I shared a room with my sister who's 10 years younger than me. Then my family moved 500 miles away in my first term at uni. I used to sleep on the sofa when i came back.

Not having my old bedroom didnt bother me but coming back to a strange city in the holidays did.

masktaster · 28/08/2018 17:33

Even before I went away to university, I had the box room (I'm eldest, with two younger brothers that shared a room not that much bigger than mine tbh).

Now, this room truly was a box room. Smaller than a double bed - it fit my single, a bookcase and a small chest of drawers, and not especially comfortably.

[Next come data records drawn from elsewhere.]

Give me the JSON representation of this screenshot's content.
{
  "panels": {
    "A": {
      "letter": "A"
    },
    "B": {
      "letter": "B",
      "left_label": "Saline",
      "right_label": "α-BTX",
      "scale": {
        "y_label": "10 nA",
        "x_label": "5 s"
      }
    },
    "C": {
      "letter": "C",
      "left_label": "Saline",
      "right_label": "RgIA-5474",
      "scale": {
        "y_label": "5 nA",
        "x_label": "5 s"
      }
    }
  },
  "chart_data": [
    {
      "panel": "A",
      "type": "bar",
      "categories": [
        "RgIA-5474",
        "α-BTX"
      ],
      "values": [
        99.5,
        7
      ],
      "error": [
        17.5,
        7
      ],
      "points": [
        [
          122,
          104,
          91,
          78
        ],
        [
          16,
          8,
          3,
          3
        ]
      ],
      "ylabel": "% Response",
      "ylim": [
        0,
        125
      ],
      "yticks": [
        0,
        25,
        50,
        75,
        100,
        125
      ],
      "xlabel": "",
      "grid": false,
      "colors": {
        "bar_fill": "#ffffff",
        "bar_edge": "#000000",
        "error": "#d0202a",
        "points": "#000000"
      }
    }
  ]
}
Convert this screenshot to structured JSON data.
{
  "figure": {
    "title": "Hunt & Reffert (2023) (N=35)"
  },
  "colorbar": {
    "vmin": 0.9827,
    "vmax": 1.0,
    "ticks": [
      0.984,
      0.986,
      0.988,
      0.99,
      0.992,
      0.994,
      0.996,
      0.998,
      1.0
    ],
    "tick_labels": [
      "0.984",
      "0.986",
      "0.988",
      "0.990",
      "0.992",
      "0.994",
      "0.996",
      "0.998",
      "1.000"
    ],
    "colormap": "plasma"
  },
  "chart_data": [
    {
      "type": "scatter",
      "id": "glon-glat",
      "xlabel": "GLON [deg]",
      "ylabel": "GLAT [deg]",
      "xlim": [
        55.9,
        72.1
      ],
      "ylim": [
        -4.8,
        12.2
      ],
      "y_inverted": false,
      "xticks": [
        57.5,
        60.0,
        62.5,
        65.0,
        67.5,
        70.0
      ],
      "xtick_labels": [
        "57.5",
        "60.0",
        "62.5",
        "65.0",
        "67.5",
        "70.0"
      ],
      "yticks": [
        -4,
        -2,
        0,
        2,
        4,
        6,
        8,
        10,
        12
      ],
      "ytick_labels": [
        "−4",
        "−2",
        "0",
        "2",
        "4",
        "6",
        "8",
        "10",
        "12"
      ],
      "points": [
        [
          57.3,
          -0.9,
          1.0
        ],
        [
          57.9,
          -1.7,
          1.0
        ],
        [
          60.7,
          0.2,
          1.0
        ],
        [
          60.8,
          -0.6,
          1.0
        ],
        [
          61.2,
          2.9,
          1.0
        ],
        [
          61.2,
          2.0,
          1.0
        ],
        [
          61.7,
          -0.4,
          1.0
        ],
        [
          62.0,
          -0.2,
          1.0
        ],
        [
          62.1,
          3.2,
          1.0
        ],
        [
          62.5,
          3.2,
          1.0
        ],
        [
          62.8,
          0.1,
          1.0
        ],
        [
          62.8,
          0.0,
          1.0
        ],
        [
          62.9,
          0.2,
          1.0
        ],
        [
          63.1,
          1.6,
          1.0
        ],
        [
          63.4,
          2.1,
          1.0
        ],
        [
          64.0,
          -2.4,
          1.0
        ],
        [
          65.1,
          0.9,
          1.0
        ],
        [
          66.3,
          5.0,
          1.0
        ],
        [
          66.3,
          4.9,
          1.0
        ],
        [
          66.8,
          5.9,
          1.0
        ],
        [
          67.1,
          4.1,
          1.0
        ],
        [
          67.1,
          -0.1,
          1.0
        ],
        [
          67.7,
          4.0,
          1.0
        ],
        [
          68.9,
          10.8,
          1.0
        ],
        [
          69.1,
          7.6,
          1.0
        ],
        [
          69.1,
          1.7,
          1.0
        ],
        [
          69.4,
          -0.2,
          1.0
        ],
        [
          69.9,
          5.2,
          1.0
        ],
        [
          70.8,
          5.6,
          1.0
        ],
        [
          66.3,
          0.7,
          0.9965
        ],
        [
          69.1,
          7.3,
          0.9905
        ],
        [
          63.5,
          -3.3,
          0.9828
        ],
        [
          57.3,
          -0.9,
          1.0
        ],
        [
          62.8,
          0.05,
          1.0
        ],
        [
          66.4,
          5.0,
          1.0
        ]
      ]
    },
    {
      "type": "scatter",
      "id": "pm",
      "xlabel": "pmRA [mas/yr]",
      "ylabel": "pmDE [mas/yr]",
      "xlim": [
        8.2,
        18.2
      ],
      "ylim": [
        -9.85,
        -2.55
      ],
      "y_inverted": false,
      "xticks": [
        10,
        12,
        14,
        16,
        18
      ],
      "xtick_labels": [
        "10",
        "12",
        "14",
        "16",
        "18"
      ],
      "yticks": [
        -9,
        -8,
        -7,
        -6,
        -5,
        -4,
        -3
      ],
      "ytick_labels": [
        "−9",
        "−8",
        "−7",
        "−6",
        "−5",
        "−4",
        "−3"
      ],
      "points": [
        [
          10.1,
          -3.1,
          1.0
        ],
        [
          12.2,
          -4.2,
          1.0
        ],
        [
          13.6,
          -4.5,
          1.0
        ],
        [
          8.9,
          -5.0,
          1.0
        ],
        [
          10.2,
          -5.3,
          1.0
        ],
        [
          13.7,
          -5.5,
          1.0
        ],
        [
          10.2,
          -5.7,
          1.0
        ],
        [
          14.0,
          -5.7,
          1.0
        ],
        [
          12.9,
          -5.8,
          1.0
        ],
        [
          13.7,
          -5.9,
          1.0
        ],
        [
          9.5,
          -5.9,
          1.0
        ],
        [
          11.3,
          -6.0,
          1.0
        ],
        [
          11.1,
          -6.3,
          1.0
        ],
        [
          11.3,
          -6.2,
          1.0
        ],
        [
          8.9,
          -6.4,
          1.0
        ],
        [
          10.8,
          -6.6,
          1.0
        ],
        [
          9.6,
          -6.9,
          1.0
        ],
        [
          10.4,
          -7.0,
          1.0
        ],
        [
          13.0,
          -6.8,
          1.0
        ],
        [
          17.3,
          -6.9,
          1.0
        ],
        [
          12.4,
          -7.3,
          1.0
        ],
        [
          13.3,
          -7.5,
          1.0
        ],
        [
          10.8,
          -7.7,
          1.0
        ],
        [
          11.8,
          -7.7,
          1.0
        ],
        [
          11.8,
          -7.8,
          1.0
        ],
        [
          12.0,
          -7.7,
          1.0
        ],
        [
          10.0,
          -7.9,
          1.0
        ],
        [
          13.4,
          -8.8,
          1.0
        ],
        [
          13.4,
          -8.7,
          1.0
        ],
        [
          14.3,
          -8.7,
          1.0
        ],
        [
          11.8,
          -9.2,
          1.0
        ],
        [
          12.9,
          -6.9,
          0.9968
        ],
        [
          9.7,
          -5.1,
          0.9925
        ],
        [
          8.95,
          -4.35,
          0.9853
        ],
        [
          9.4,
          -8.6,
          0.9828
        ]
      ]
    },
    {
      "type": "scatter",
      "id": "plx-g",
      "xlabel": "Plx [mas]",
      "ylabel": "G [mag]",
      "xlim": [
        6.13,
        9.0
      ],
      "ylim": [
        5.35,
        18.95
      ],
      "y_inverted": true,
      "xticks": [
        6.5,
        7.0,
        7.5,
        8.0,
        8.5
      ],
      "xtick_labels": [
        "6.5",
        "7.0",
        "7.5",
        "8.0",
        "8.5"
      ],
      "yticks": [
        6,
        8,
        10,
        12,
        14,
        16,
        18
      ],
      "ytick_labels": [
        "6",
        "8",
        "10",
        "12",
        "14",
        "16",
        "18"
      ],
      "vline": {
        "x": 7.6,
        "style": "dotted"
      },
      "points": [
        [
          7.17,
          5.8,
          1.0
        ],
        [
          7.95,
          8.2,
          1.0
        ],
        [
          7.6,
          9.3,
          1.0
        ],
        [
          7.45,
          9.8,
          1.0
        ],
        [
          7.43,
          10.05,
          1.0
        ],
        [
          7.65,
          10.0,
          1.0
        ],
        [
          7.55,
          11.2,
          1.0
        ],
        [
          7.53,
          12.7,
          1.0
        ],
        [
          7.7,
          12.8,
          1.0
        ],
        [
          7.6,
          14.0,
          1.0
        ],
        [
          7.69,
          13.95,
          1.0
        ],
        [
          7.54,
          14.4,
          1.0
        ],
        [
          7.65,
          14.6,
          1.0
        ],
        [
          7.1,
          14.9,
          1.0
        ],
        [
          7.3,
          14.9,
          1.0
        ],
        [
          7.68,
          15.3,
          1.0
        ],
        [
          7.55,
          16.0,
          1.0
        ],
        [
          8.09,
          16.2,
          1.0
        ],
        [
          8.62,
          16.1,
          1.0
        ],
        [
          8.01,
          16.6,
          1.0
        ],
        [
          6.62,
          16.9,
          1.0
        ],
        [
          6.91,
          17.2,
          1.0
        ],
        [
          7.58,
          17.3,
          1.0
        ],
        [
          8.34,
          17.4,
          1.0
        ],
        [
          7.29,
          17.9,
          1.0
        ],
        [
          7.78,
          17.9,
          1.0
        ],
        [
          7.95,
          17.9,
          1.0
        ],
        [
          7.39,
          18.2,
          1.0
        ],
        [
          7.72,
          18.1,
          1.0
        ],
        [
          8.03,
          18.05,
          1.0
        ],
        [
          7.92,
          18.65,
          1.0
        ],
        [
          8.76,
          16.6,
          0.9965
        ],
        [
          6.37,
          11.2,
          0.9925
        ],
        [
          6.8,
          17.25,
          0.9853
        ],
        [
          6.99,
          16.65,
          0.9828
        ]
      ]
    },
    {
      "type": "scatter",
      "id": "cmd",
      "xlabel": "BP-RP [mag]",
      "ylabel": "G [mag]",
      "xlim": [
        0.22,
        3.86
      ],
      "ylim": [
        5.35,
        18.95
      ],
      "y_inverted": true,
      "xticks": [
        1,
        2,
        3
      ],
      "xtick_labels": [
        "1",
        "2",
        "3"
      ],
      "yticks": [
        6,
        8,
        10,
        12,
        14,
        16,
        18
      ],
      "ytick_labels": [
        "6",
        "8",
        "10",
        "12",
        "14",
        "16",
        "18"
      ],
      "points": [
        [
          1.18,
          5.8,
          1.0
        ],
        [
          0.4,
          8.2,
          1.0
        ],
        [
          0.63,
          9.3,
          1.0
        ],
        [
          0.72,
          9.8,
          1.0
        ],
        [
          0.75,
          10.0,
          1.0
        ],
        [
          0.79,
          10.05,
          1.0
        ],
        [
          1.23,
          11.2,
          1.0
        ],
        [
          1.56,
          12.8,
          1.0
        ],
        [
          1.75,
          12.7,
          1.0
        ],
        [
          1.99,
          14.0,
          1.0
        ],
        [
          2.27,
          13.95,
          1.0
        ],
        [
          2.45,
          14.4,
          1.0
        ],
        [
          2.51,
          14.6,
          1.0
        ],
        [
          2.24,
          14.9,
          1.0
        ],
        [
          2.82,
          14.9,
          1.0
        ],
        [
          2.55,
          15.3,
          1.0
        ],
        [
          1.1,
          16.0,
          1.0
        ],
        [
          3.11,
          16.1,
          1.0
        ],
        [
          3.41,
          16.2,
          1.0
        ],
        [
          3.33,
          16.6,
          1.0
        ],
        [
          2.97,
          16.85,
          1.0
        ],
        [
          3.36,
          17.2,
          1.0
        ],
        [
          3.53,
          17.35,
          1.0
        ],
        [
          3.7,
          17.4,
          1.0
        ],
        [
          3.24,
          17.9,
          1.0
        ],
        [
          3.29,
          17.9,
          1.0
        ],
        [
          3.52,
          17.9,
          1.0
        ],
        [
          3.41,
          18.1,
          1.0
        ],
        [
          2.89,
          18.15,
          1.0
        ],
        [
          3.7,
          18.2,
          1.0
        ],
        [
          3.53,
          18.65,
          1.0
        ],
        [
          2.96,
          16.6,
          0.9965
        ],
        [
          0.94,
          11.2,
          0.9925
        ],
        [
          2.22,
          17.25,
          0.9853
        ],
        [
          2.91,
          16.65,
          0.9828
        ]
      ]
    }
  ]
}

When I first moved out for university, it was cleared out and a futon moved in for me for holidays. Later, a bed was moved back in, which was mine again for the year or so I lived at home before moving out with my partner. By this point, the only furniture in there was the bed, the bookcase, under bed drawers and some wall shelves, so I had a bit more floorspace than when I was a teenager.

In that time, my partner stayed with me numerous times, just about managing on a futon mattress on the floor or squeezing into the single together. It's more than doable.

Nowadays, that room is my youngest DB's, so staying at my parents' is never ideal (they have a futon in the conservatory, but it's always either too hot or too cold depending on the time of year). We make it work.

If your youngest DD has had the box room for 12 years, it's definitely her turn for space.

OctaviaOctober · 28/08/2018 17:34

Of course her sister should get to move into the other room. It doesn't matter how long her summer holiday is, she's still going to be living away for more than half the year with the room sitting empty.

Once she's involved in uni life she may end up going on loads of cheap holidays with her mates in the summer anyway.